Pero ella me tranquilizó con una mirada que nunca olvidaré —confieso que me habría gustado ser capaz de pintar esa expresión— y se acercó un momento a mi modelo. Le habló en voz baja, con una mano en su hombro e, inclinándose sobre ella y mientras la muchacha asentía agradecida, le arregló los ásperos rizos con unos pocos y rápidos pases, de tal manera que la cabeza de la señorita Churm resultó doblemente encantadora. Fue uno de los servicios personales más heroicos que he visto prestar jamás. Entonces, la señora Monarch se giró, exhalando un leve suspiro y, mirando a su alrededor como si buscara algo que hacer, se agachó con noble humildad y recogió del suelo un trapo sucio que había caído de mi caja de pinturas.

Entretanto, el comandante también había buscado algo en que ocuparse y, en el otro lado del estudio, vio los platos y las tazas del desayuno, abandonados, en espera de ser recogidos.

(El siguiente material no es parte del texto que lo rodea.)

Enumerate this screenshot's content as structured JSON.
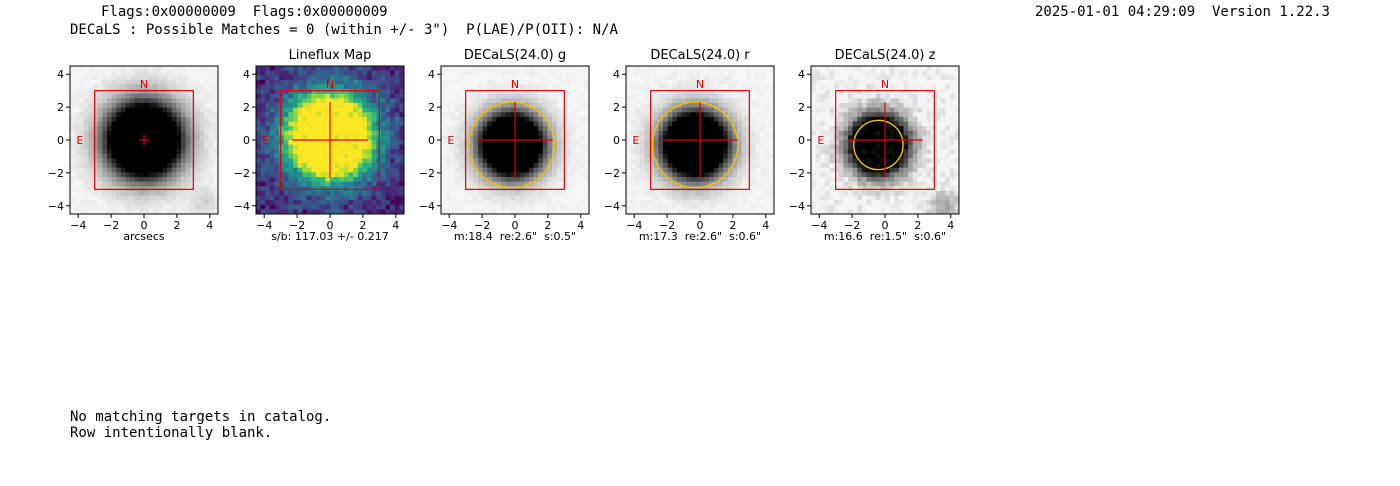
{
  "header": {
    "flags_line": "Flags:0x00000009  Flags:0x00000009",
    "matches_line": "DECaLS : Possible Matches = 0 (within +/- 3\")  P(LAE)/P(OII): N/A",
    "datetime_version": "2025-01-01 04:29:09  Version 1.22.3"
  },
  "footer": {
    "line1": "No matching targets in catalog.",
    "line2": "Row intentionally blank."
  },
  "colors": {
    "box": "#e00000",
    "ellipse": "#f2c200",
    "compass": "#e00000"
  },
  "chart_data": [
    {
      "type": "heatmap",
      "title": "",
      "xlabel": "arcsecs",
      "ylabel": "",
      "xlim": [
        -4.5,
        4.5
      ],
      "ylim": [
        -4.5,
        4.5
      ],
      "xticks": [
        "−4",
        "−2",
        "0",
        "2",
        "4"
      ],
      "yticks": [
        "4",
        "2",
        "0",
        "−2",
        "−4"
      ],
      "compass": {
        "north": "N",
        "east": "E"
      },
      "colormap": "gray_r",
      "source": {
        "x": 0,
        "y": 0,
        "sigma": 1.5,
        "peak": 1.0
      },
      "secondary": {
        "x": 3.7,
        "y": -3.8,
        "sigma": 0.6,
        "peak": 0.15
      },
      "aperture_box": {
        "x": [
          -3,
          3
        ],
        "y": [
          -3,
          3
        ]
      },
      "crosshair": {
        "x": 0,
        "y": 0,
        "half_length": 0.3
      },
      "ellipse": null,
      "caption": ""
    },
    {
      "type": "heatmap",
      "title": "Lineflux Map",
      "xlabel": "",
      "ylabel": "",
      "xlim": [
        -4.5,
        4.5
      ],
      "ylim": [
        -4.5,
        4.5
      ],
      "xticks": [
        "−4",
        "−2",
        "0",
        "2",
        "4"
      ],
      "yticks": [
        "4",
        "2",
        "0",
        "−2",
        "−4"
      ],
      "compass": {
        "north": "N",
        "east": "E"
      },
      "colormap": "viridis",
      "source": {
        "x": 0,
        "y": 0.2,
        "sigma": 1.7,
        "peak": 1.0
      },
      "aperture_box": {
        "x": [
          -3,
          3
        ],
        "y": [
          -3,
          3
        ]
      },
      "crosshair": {
        "x": 0,
        "y": 0,
        "half_length": 2.3
      },
      "ellipse": null,
      "caption": "s/b: 117.03 +/- 0.217"
    },
    {
      "type": "heatmap",
      "title": "DECaLS(24.0) g",
      "xlabel": "",
      "ylabel": "",
      "xlim": [
        -4.5,
        4.5
      ],
      "ylim": [
        -4.5,
        4.5
      ],
      "xticks": [
        "−4",
        "−2",
        "0",
        "2",
        "4"
      ],
      "yticks": [
        "4",
        "2",
        "0",
        "−2",
        "−4"
      ],
      "compass": {
        "north": "N",
        "east": "E"
      },
      "colormap": "gray_r",
      "source": {
        "x": -0.2,
        "y": -0.3,
        "sigma": 1.25,
        "peak": 1.0
      },
      "aperture_box": {
        "x": [
          -3,
          3
        ],
        "y": [
          -3,
          3
        ]
      },
      "crosshair": {
        "x": 0,
        "y": 0,
        "half_length": 2.3
      },
      "ellipse": {
        "x": -0.2,
        "y": -0.3,
        "rx": 2.6,
        "ry": 2.6
      },
      "caption": "m:18.4  re:2.6\"  s:0.5\""
    },
    {
      "type": "heatmap",
      "title": "DECaLS(24.0) r",
      "xlabel": "",
      "ylabel": "",
      "xlim": [
        -4.5,
        4.5
      ],
      "ylim": [
        -4.5,
        4.5
      ],
      "xticks": [
        "−4",
        "−2",
        "0",
        "2",
        "4"
      ],
      "yticks": [
        "4",
        "2",
        "0",
        "−2",
        "−4"
      ],
      "compass": {
        "north": "N",
        "east": "E"
      },
      "colormap": "gray_r",
      "source": {
        "x": -0.3,
        "y": -0.3,
        "sigma": 1.3,
        "peak": 1.0
      },
      "aperture_box": {
        "x": [
          -3,
          3
        ],
        "y": [
          -3,
          3
        ]
      },
      "crosshair": {
        "x": 0,
        "y": 0,
        "half_length": 2.3
      },
      "ellipse": {
        "x": -0.3,
        "y": -0.3,
        "rx": 2.6,
        "ry": 2.6
      },
      "caption": "m:17.3  re:2.6\"  s:0.6\""
    },
    {
      "type": "heatmap",
      "title": "DECaLS(24.0) z",
      "xlabel": "",
      "ylabel": "",
      "xlim": [
        -4.5,
        4.5
      ],
      "ylim": [
        -4.5,
        4.5
      ],
      "xticks": [
        "−4",
        "−2",
        "0",
        "2",
        "4"
      ],
      "yticks": [
        "4",
        "2",
        "0",
        "−2",
        "−4"
      ],
      "compass": {
        "north": "N",
        "east": "E"
      },
      "colormap": "gray_r",
      "source": {
        "x": -0.4,
        "y": -0.3,
        "sigma": 1.15,
        "peak": 1.0
      },
      "secondary": {
        "x": 3.6,
        "y": -3.9,
        "sigma": 0.6,
        "peak": 0.35
      },
      "noise": 0.09,
      "aperture_box": {
        "x": [
          -3,
          3
        ],
        "y": [
          -3,
          3
        ]
      },
      "crosshair": {
        "x": 0,
        "y": 0,
        "half_length": 2.3
      },
      "ellipse": {
        "x": -0.4,
        "y": -0.3,
        "rx": 1.5,
        "ry": 1.5
      },
      "caption": "m:16.6  re:1.5\"  s:0.6\""
    }
  ]
}
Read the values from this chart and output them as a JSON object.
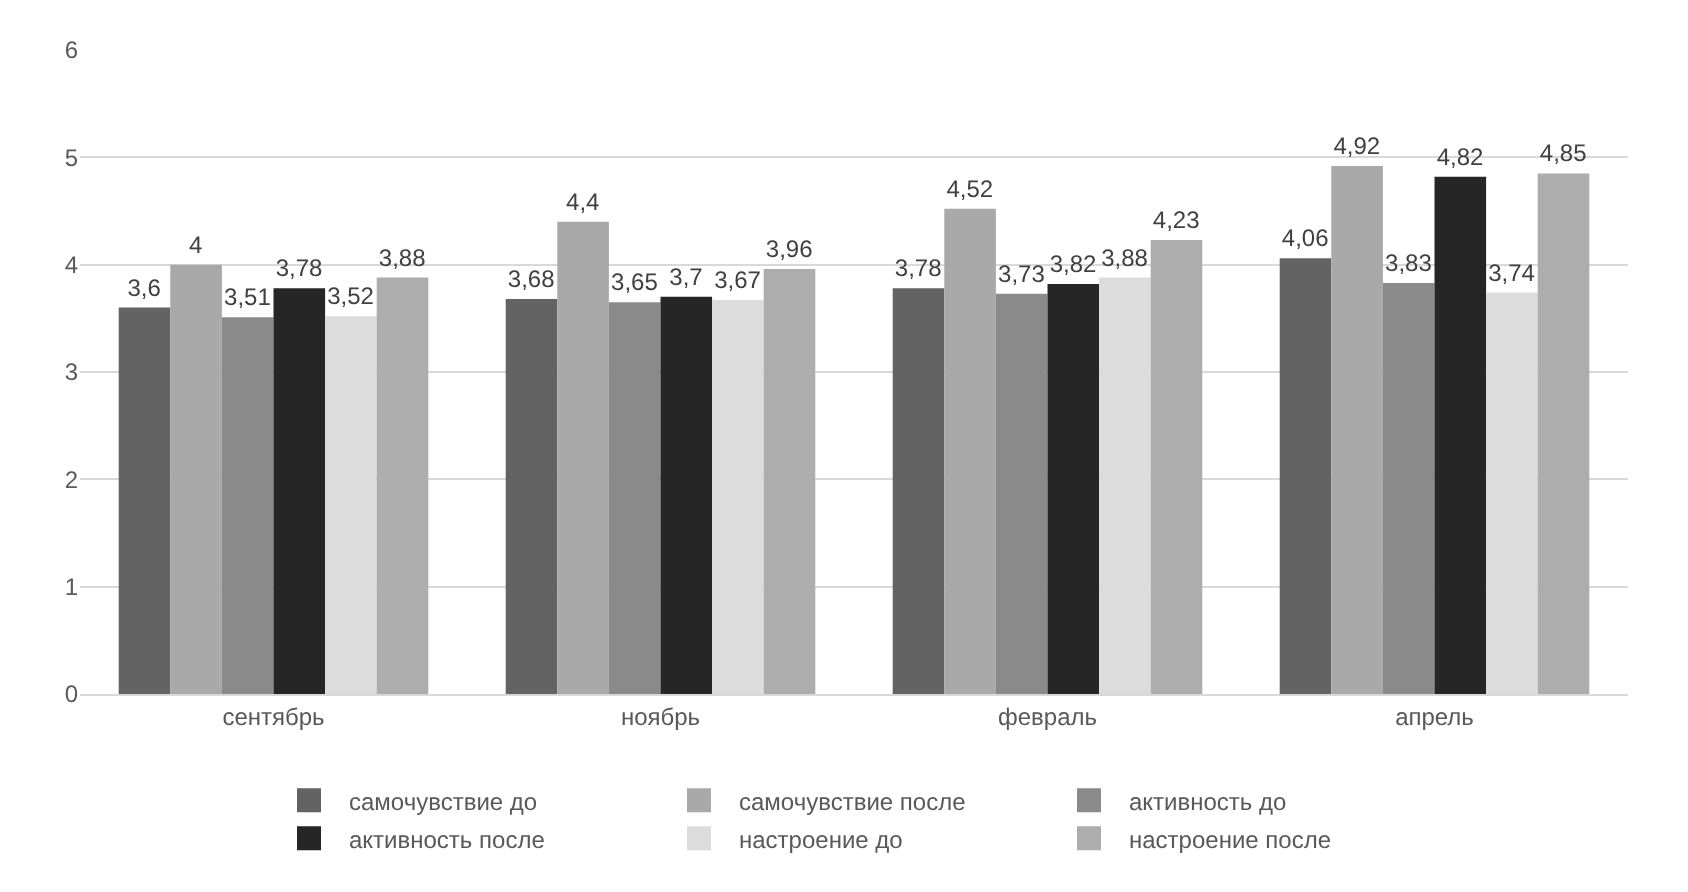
{
  "chart_data": {
    "type": "bar",
    "categories": [
      "сентябрь",
      "ноябрь",
      "февраль",
      "апрель"
    ],
    "series": [
      {
        "name": "самочувствие до",
        "color": "#636363",
        "values": [
          3.6,
          3.68,
          3.78,
          4.06
        ],
        "value_labels": [
          "3,6",
          "3,68",
          "3,78",
          "4,06"
        ]
      },
      {
        "name": "самочувствие после",
        "color": "#a9a9a9",
        "values": [
          4,
          4.4,
          4.52,
          4.92
        ],
        "value_labels": [
          "4",
          "4,4",
          "4,52",
          "4,92"
        ]
      },
      {
        "name": "активность до",
        "color": "#8a8a8a",
        "values": [
          3.51,
          3.65,
          3.73,
          3.83
        ],
        "value_labels": [
          "3,51",
          "3,65",
          "3,73",
          "3,83"
        ]
      },
      {
        "name": "активность после",
        "color": "#262626",
        "values": [
          3.78,
          3.7,
          3.82,
          4.82
        ],
        "value_labels": [
          "3,78",
          "3,7",
          "3,82",
          "4,82"
        ]
      },
      {
        "name": "настроение до",
        "color": "#dcdcdc",
        "values": [
          3.52,
          3.67,
          3.88,
          3.74
        ],
        "value_labels": [
          "3,52",
          "3,67",
          "3,88",
          "3,74"
        ]
      },
      {
        "name": "настроение после",
        "color": "#adadad",
        "values": [
          3.88,
          3.96,
          4.23,
          4.85
        ],
        "value_labels": [
          "3,88",
          "3,96",
          "4,23",
          "4,85"
        ]
      }
    ],
    "ylim": [
      0,
      6
    ],
    "yticks": [
      0,
      1,
      2,
      3,
      4,
      5,
      6
    ],
    "grid": "y",
    "legend": "bottom"
  }
}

—¡Oiga!, ¿no podría ser útil para esto? —me preguntó con un temblor irreprimible. Asentí con una risa que probablemente fue embarazosa y, durante los diez minutos siguientes, mientras trabajaba, oí los leves sonidos de la loza y el tintineo de las cucharillas y los vasos. La señora Monarch ayudó a su marido y, entre los dos, lavaron la vajilla y la guardaron. Entraron en mi pequeña cocina y, luego, descubrí que habían lavado los cubiertos y que mi escaso surtido de bandejas tenía un brillo sin precedentes. Cuando reparé en la elocuencia latente de lo que estaban haciendo, confieso que mi dibujo se difuminó por un momento: la imagen parecía girar a mi alrededor. Habían aceptado su fracaso, pero no podían aceptar su destino. Habían inclinado la cabeza, aturdidos, ante la ley perversa y cruel, en virtud de la cual lo auténtico podía ser mucho menos precioso que lo artificial, pero no querían morirse de hambre. Si mis criados podían ser mis modelos, éstos podían ser mis criados. Invertirían los papeles: los otros posarían para representar a las damas y a los caballeros, y ellos harían las faenas domésticas. Seguirían presentes en el estudio: era una súplica muda y vehemente para que no los pusiera en la calle. «Acéptenos», querían decir, «haremos lo que sea».

—Cuando percibí todo esto, el afflatus se desvaneció y el lápiz se me cayó de la mano. La sesión se había ido a pique y despedí a mis modelos, los cuales, como es natural, también estaban bastante desconcertados y pasmados. Entonces, a solas con el comandante y su esposa, pasé un momento muy incómodo. Él expresó la plegaria de los dos en una sola frase:

—¡Oiga!, mire... Déjenos trabajar para usted, por favor.

No podía. Era espantoso verles vaciar mis heces pero, para complacerles, fingí que aquel arreglo era posible, durante una semana, más o menos. Entonces, les di dinero para que se marcharan y no volví a verlos jamás. Conseguí los libros restantes, pero mi amigo Hawley insiste en que el comandante y la señora Monarch me hicieron un daño permanente; me hicieron caer en un engaño barato. Si fuera cierto, estoy contento de haber pagado el precio. Por el recuerdo.